At the event, Nadler advocated for the recently introduced Fair Play, Fair Pay Act, which would pay vocalists performance royalties for terrestrial radio play.

“We live in a capitalist society where normally you don’t give away your work for free and the price is normally settled by you and I both agree if I am selling you a service,” said Nadler, one of the sponsors of the bill. “The radio stations say, ‘well, they’re being compensated by promotional value.’ Well, they don’t agree with that so they shouldn’t be forced to do it. It’s anomalous. We’re anomalous – the only countries in the world that don’t have a performance right are North Korea, Iran and the United States. We’re in great company and we shouldn’t be.”

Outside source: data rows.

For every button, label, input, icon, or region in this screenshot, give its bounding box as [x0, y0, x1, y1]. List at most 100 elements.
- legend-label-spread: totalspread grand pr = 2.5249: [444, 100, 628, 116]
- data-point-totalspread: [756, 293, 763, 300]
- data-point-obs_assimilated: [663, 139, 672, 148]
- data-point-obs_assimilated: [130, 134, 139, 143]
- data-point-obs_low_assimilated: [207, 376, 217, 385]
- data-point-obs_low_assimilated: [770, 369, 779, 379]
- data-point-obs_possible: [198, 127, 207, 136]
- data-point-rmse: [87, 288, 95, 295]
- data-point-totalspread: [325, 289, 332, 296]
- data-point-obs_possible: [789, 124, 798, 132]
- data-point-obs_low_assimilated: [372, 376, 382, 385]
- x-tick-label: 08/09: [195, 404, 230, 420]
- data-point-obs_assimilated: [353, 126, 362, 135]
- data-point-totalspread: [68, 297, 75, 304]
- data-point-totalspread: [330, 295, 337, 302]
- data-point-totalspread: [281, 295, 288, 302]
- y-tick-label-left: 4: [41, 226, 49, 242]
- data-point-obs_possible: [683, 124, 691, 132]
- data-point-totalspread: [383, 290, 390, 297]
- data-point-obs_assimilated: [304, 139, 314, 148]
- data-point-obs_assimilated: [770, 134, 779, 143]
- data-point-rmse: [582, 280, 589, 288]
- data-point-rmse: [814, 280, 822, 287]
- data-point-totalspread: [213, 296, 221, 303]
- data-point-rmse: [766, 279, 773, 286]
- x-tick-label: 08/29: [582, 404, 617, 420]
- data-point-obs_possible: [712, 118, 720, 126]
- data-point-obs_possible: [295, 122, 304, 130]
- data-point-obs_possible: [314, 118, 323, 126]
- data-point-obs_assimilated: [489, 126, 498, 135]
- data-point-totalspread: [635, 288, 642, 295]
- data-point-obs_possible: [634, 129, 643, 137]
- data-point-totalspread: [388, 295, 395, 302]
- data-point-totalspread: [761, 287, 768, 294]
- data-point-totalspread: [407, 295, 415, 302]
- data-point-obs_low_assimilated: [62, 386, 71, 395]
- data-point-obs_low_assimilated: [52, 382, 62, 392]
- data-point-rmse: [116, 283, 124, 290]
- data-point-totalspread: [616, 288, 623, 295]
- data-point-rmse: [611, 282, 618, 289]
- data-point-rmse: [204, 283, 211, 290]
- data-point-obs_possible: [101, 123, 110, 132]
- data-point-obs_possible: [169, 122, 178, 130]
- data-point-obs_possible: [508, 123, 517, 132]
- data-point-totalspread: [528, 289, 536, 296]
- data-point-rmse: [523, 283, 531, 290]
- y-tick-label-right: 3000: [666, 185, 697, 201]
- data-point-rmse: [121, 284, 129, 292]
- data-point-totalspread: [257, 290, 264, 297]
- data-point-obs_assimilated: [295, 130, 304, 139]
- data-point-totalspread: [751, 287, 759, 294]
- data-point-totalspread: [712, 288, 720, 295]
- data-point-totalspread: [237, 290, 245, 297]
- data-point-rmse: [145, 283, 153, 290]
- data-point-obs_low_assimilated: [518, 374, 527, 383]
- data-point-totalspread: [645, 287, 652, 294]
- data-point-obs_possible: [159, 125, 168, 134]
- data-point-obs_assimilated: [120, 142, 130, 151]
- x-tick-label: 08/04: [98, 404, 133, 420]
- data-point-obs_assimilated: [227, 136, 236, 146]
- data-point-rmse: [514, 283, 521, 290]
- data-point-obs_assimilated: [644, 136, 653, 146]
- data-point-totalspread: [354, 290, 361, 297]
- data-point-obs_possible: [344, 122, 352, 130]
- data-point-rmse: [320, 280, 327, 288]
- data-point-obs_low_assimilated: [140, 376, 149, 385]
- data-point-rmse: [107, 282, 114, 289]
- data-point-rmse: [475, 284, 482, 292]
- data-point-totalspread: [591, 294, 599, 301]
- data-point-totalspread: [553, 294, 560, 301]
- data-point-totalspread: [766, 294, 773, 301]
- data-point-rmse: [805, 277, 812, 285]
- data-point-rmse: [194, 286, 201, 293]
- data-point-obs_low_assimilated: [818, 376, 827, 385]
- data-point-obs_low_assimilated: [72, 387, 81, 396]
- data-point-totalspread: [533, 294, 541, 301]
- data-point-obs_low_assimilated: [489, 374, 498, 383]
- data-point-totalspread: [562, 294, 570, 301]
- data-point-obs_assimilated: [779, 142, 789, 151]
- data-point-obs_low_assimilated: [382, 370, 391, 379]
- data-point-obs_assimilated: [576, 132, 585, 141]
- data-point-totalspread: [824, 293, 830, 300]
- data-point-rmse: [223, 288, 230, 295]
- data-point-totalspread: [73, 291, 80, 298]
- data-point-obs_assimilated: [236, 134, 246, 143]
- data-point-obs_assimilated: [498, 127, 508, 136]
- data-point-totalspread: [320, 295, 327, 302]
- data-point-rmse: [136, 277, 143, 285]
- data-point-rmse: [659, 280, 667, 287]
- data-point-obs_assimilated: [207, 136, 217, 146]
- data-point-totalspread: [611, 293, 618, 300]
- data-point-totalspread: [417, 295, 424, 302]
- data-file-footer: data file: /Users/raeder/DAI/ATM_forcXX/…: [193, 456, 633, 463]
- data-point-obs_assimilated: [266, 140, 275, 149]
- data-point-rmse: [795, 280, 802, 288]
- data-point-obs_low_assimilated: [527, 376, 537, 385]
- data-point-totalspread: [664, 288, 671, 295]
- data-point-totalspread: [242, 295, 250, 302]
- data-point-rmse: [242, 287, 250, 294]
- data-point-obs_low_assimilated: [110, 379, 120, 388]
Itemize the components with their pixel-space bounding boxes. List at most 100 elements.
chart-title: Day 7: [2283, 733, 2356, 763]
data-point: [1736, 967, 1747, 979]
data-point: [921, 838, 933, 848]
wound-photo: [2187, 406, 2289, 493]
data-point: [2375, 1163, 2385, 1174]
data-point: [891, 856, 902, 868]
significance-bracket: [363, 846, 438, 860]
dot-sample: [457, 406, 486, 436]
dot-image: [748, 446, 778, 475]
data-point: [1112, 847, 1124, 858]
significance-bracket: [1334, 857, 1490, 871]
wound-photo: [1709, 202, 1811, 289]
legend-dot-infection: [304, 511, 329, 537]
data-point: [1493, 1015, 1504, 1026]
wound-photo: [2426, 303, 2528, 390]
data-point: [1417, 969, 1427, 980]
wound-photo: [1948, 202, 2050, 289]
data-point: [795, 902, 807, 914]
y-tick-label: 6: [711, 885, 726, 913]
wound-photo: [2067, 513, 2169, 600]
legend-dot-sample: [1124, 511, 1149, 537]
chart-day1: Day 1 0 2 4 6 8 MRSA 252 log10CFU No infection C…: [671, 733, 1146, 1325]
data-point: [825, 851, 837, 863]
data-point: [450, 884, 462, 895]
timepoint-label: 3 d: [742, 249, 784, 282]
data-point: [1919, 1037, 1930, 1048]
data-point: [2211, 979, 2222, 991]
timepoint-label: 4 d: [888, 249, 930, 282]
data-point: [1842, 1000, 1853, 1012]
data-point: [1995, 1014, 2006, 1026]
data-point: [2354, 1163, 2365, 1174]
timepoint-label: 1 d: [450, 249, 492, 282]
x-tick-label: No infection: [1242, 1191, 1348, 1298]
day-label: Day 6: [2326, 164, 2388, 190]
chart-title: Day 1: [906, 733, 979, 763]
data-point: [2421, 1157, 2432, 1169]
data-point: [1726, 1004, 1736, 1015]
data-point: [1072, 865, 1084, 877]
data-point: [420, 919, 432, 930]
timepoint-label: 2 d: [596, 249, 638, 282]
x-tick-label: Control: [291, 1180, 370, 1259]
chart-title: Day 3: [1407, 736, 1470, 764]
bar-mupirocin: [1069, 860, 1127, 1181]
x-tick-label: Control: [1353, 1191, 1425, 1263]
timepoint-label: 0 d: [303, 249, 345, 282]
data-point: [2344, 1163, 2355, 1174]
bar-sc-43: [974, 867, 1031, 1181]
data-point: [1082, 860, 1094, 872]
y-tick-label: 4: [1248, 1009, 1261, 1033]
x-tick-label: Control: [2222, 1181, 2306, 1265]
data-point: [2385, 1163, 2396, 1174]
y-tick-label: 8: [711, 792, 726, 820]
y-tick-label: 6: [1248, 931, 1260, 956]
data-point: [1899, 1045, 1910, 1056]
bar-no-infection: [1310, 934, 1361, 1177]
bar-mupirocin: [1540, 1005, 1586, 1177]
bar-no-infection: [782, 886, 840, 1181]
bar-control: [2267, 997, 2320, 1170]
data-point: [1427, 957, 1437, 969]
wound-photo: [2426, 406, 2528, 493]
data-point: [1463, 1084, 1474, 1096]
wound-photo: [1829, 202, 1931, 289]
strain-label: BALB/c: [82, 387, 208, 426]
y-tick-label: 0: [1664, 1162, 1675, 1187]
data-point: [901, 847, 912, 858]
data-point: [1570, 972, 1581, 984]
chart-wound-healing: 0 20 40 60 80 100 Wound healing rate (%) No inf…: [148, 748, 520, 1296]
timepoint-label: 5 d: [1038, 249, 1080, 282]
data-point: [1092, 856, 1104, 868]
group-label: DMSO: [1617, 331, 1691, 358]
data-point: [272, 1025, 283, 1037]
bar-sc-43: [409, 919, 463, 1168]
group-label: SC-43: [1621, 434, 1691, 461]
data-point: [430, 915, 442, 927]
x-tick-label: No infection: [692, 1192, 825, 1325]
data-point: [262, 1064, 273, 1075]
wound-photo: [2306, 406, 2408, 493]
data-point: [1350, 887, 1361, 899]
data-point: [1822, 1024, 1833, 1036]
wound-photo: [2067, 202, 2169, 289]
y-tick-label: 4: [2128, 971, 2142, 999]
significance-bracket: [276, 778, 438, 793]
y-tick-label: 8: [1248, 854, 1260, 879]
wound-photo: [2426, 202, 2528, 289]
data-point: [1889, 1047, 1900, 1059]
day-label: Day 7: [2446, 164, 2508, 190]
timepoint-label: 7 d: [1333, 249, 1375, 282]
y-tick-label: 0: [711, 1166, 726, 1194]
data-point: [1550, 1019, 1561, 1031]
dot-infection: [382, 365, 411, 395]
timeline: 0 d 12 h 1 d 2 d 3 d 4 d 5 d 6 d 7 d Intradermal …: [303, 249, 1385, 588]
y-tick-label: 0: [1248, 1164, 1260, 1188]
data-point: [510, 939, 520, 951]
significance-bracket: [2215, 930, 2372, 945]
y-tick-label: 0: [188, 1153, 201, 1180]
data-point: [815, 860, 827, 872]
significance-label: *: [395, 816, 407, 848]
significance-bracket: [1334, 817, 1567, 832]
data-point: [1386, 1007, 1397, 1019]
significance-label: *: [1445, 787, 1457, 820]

Nadler also said American musicians do not get paid when their music is performed in Europe or anywhere else.

“It’s a tremendous amount of money that’s lost for Americans whose work is performed abroad, so it’s only fair,” said Nadler, ranking member of the House Judiciary Subcommittee on Courts, Intellectual Property and the Internet. “Traditionally, you might say it wasn’t that important because most of your income came from the sales of records and albums, but that’s not true anymore. If we don’t allow performing artists to get paid for radio, you’re going to have a lot fewer performing artists, which you are already seeing.”

The Recording Academy also recognized House Judiciary Chairman Bob Goodlatte (R-Va.) for his support of artists’ rights.

First Lady Michelle Obama made a surprise appearance at the ceremony to present Grammy award-winning singer/songwriter Alicia Keys with the Recording Artists' Coalition Award.